For an agreement to be considered in a property settlement, it should be a valid Binding Financial Agreement made according to the Family Law Act. This will overwrite the court’s authority in determining a property settlement. Take note that in some cases where the Agreement is valid, it is possible that some of its specific terms may be found void sans overruling the entire Agreement.
The Australian Family Court uses what is known as the five-step approach in determining what you are entitled to in property settlement. These are the general principles that the Court considers in dealing with disputes as found in the Family Law Act 1975. The steps will be tackled in the following paragraphs.
For the first step, the court will decide whether it is just and equitable for a settlement to occur between parties. They have the discretion to consider each case based on facts and circumstances. In a circumstance where the Court determines that it is not just and equitable for a property settlement, each party walks away from the relationship with the assets and liabilities that they currently possess.
The second step is the property pool. This refers to all assets and liabilities of the parties, including those of sole and joint properties. The property pool is determined as at the date the documents are filed with the Court, not as at the date of separation. However, if the party spent a large sum of money sans good reason, the amount may be added back to the property pool for the division.
If a party buys or sells anything after the separation and before the property settlement has been determined by the court, the asset will be included in the property pool for the division. Hence, the best time to determine a property settlement is the time closest to the time of separation, and before any of the party purchases or disposes a property, or else whatever is gained out of the purchase and disposal will automatically be a part of the property pool.
The next step is to determine the financial and non-financial contributions of the party. This refers to the contributions that have been used to acquire, conserve, and improve the property. Financial contribution includes the finances paid during the course of the relationship and those paid since the date of separation. Financial contributions also include gifts of any kind or inheritance given to either or both of the parties throughout the relationship.
The second type of contribution is non-financial contribution. This type of contribution includes parenting, homemaking, and caring of the other party and the child of the relationship during a time of serious illness, injuries, or disasters. The court weighs both types of contributions, and the longer the length of the relationship, the more likely financial and non-financial contributions are considered equal by the Court.
The fourth step is to assess the future needs of the party. These needs include age, health, and the capacity to earn and care for the child. Should any of the said factors apply, the party to whom it applies to is more likely to receive a percentage adjustment for each future need. If any or all of the factors are the same for both parties, then adjustments for future needs might not be appropriate.
The fifth and final step is when the Court would consider the practical effect of the proposed property settlement, and whether the occurrence of a property settlement is just and equitable.
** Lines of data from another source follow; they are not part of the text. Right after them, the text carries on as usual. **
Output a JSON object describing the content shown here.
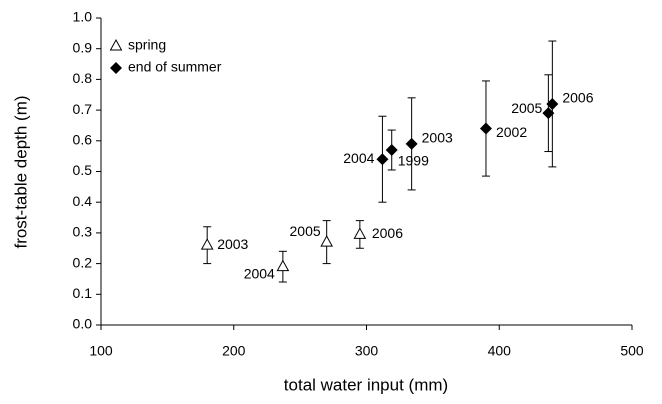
{
  "chart_data": {
    "type": "scatter",
    "xlabel": "total water input (mm)",
    "ylabel": "frost-table depth (m)",
    "xlim": [
      100,
      500
    ],
    "xticks": [
      100,
      200,
      300,
      400,
      500
    ],
    "ylim": [
      0,
      1
    ],
    "yticks": [
      {
        "value": 0,
        "label": "0.0"
      },
      {
        "value": 0.1,
        "label": "0.1"
      },
      {
        "value": 0.2,
        "label": "0.2"
      },
      {
        "value": 0.3,
        "label": "0.3"
      },
      {
        "value": 0.4,
        "label": "0.4"
      },
      {
        "value": 0.5,
        "label": "0.5"
      },
      {
        "value": 0.6,
        "label": "0.6"
      },
      {
        "value": 0.7,
        "label": "0.7"
      },
      {
        "value": 0.8,
        "label": "0.8"
      },
      {
        "value": 0.9,
        "label": "0.9"
      },
      {
        "value": 1,
        "label": "1.0"
      }
    ],
    "legend": "upper left",
    "series": [
      {
        "name": "spring",
        "marker": "triangle",
        "color": "#000000",
        "x": [
          180,
          237,
          270,
          295
        ],
        "values": [
          0.26,
          0.19,
          0.27,
          0.295
        ],
        "errors": [
          0.06,
          0.05,
          0.07,
          0.045
        ],
        "labels": [
          "2003",
          "2004",
          "2005",
          "2006"
        ]
      },
      {
        "name": "end of summer",
        "marker": "diamond",
        "color": "#000000",
        "x": [
          312,
          319,
          334,
          390,
          437,
          440
        ],
        "values": [
          0.54,
          0.57,
          0.59,
          0.64,
          0.69,
          0.72
        ],
        "errors": [
          0.14,
          0.065,
          0.15,
          0.155,
          0.125,
          0.205
        ],
        "labels": [
          "2004",
          "1999",
          "2003",
          "2002",
          "2005",
          "2006"
        ]
      }
    ]
  }
}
A solicitor will be able to assist the parties in determining whether the proposed or agreed settlement is practical. However, in most cases, the Court finds that it is just and equitable for a settlement to occur.
The divorce process can be emotionally, physically, and financially draining for the involved. It does not only affect one facet of a person, but it affects almost all of what makes a person. Going through the process is mostly rain than rainbows. However, if one knows how the process works, and what their rights are, then things might be much easier for them.